Governments Interested in Blockchain Voting System
There are a lot of sectors that blockchain technology can improve. Because of the unique cryptography and decentralized nature of its system, it offers a digital security that no other services possess. Experts from varying fields are looking at ways how to integrate this newly ushered tech into their respective fields.
One such sector that experts are considering is the use of blockchain to vote during elections. A government can theoretically establish a digital ID for its citizens and use that as confirmation if a specific individual actually voted or not. The computer can cross-check to verify this using the unique blockchain attached to each digital ID. If the computer confirms that a person did vote, then that vote can then be counted. If the confirmation denies it, then no one gets the vote.
But there are also experts who are opposed to the idea of digital voting. Duncan Buell is one of them. Buell has been against this idea for three years now saying that the notion is “completely nuts.” He holds tenure at the University of South Carolina as a computer science professor and part of his work involves ensuring voting integrity during elections.
Despite his opposition, others are still convinced that blockchain should be implemented in this sector of the government. One major advantage of this proposition is that blockchain offers transparency while maintaining the anonymity of the voter. It allows votes to be tracked, tallied, and cross-check using different sources all the while hiding the identity of the voter. Compare this to the current paper-based system and the argument shifts in favor of digital voting.
Cybersecurity firm Kaspersky Lab is also onboard with the idea. In fact, they have already created a blockchain-centered secure online voting system. Horizen State, a company that’s also developing a similar system, are already speaking with two governments who are interested in implementing this idea.

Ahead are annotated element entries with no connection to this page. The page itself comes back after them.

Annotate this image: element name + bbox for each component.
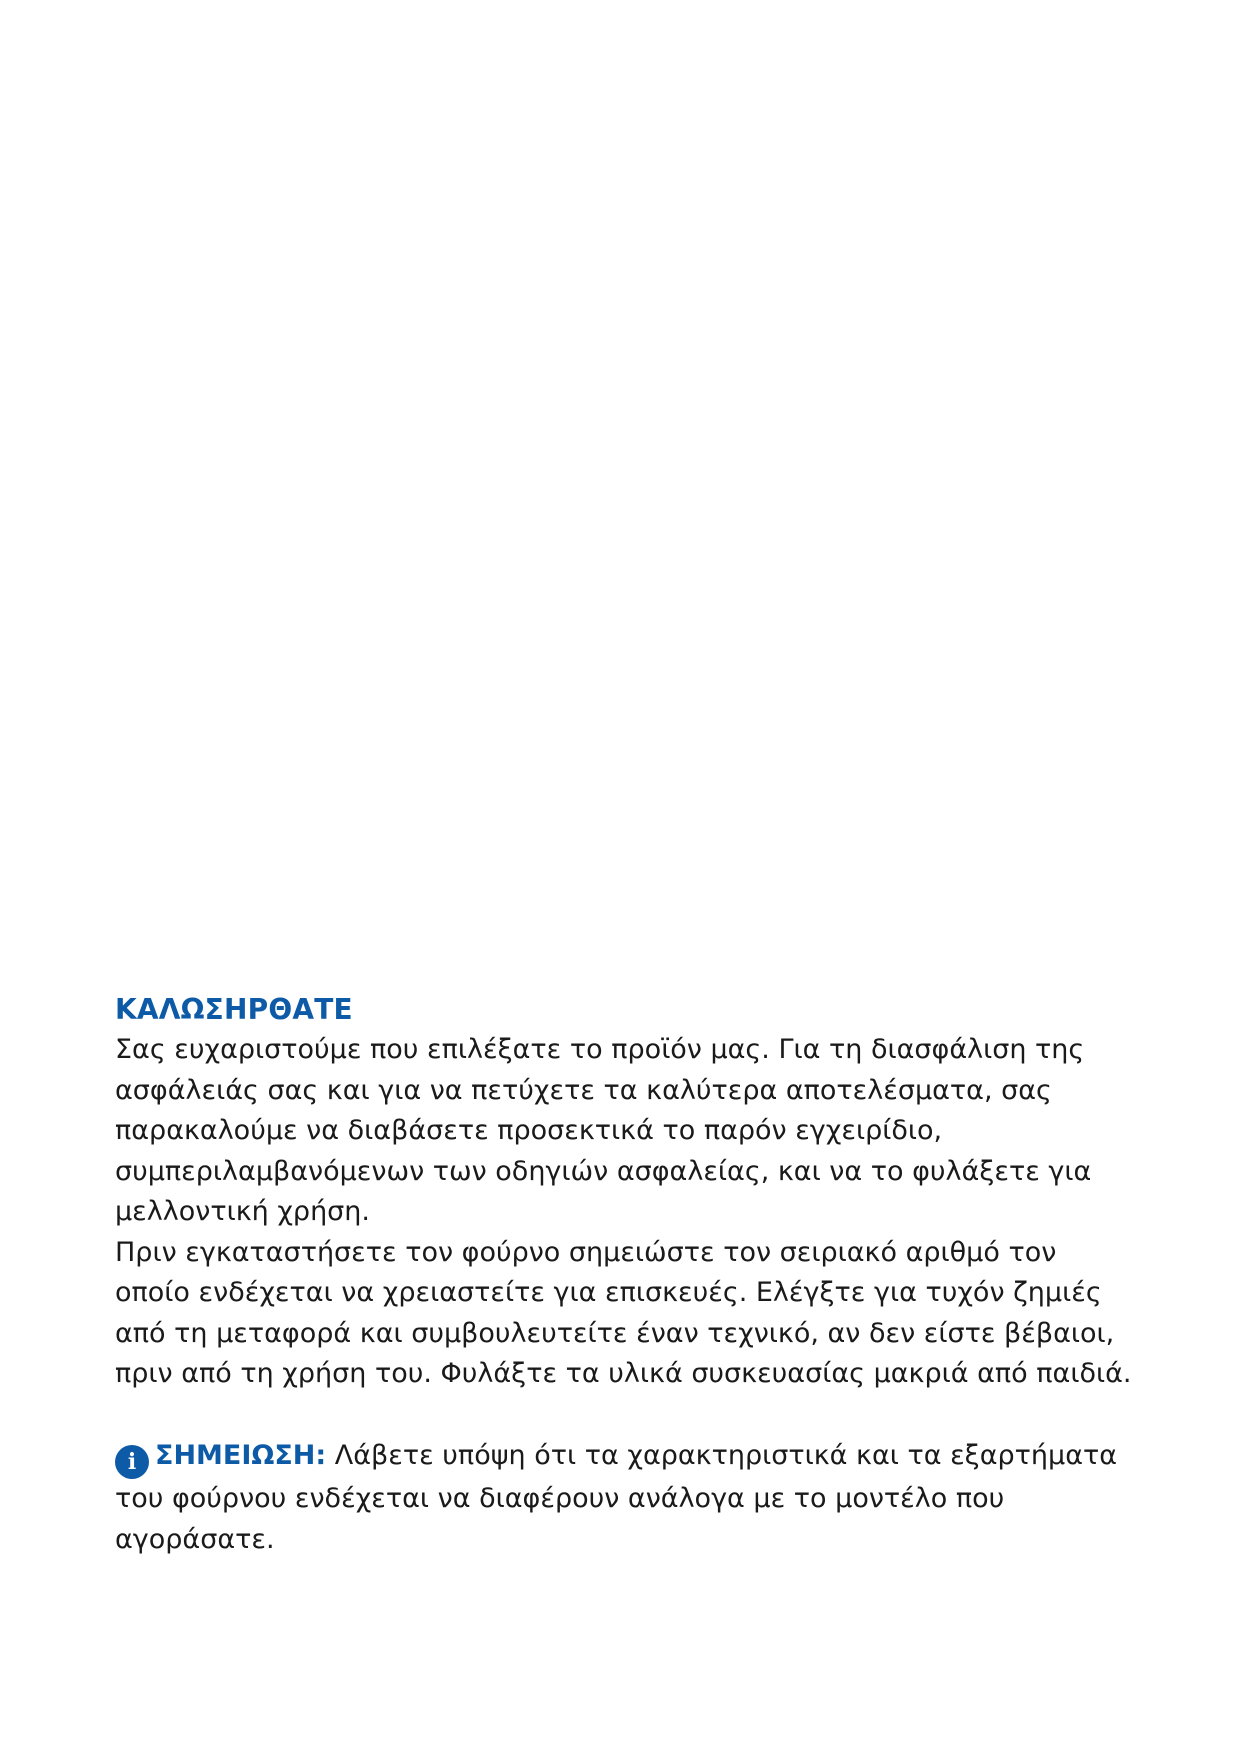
welcome-line: πριν από τη χρήση του. Φυλάξτε τα υλικά συσκευασίας μακριά από παιδιά. [115,1358,1132,1389]
note-text: Λάβετε υπόψη ότι τα χαρακτηριστικά και τα εξαρτήματα [326,1440,1118,1471]
welcome-line: οποίο ενδέχεται να χρειαστείτε για επισκευές. Ελέγξτε για τυχόν ζημιές [115,1277,1102,1308]
welcome-heading: ΚΑΛΩΣΗΡΘΑΤΕ [115,993,353,1026]
note-first-line [115,1436,1145,1479]
welcome-line: ασφάλειάς σας και για να πετύχετε τα καλύτερα αποτελέσματα, σας [115,1074,1052,1106]
info-icon: i [115,1445,149,1479]
welcome-line: από τη μεταφορά και συμβουλευτείτε έναν τεχνικό, αν δεν είστε βέβαιοι, [115,1317,1115,1349]
welcome-line: παρακαλούμε να διαβάσετε προσεκτικά το παρόν εγχειρίδιο, [115,1115,943,1146]
note-label: ΣΗΜΕΙΩΣΗ: [155,1440,327,1471]
welcome-line: συμπεριλαμβανόμενων των οδηγιών ασφαλείας, και να το φυλάξετε για [115,1155,1092,1187]
note-section [115,1436,1145,1560]
welcome-line: Σας ευχαριστούμε που επιλέξατε το προϊόν μας. Για τη διασφάλιση της [115,1034,1085,1065]
welcome-paragraph [115,1030,1145,1395]
welcome-section [115,990,1145,1395]
welcome-line: Πριν εγκαταστήσετε τον φούρνο σημειώστε τον σειριακό αριθμό τον [115,1236,1057,1268]
note-line: του φούρνου ενδέχεται να διαφέρουν ανάλογα με το μοντέλο που [115,1483,1005,1514]
welcome-line: μελλοντική χρήση. [115,1196,370,1227]
note-line: αγοράσατε. [115,1523,275,1555]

They are tight-lipped which countries are involved, but they’ve recently sent their consensus equipment to India, so the speculation is centered in that region. However, Horizen State’s Nimo Naamani denied this conjecture.
Naamani did say that one of the two government that they’re speaking with is interested but doesn’t want to be the first to use the system. The other one is much more involved and Naamani speculates the country will conduct a blockchain voting system in the next four years.
The U.S. is also interested with digital voting as it has recently completed its first government-managed, blockchain-supported primary state election held in West Virginia on May 8. However, this isn’t a full-scale blockchain voting run as it only involved a small group of people like military personnel. But the intent to explore the possibility is definitely there and strengthens the desire of governments to move from paper-based elections to digitalized ones.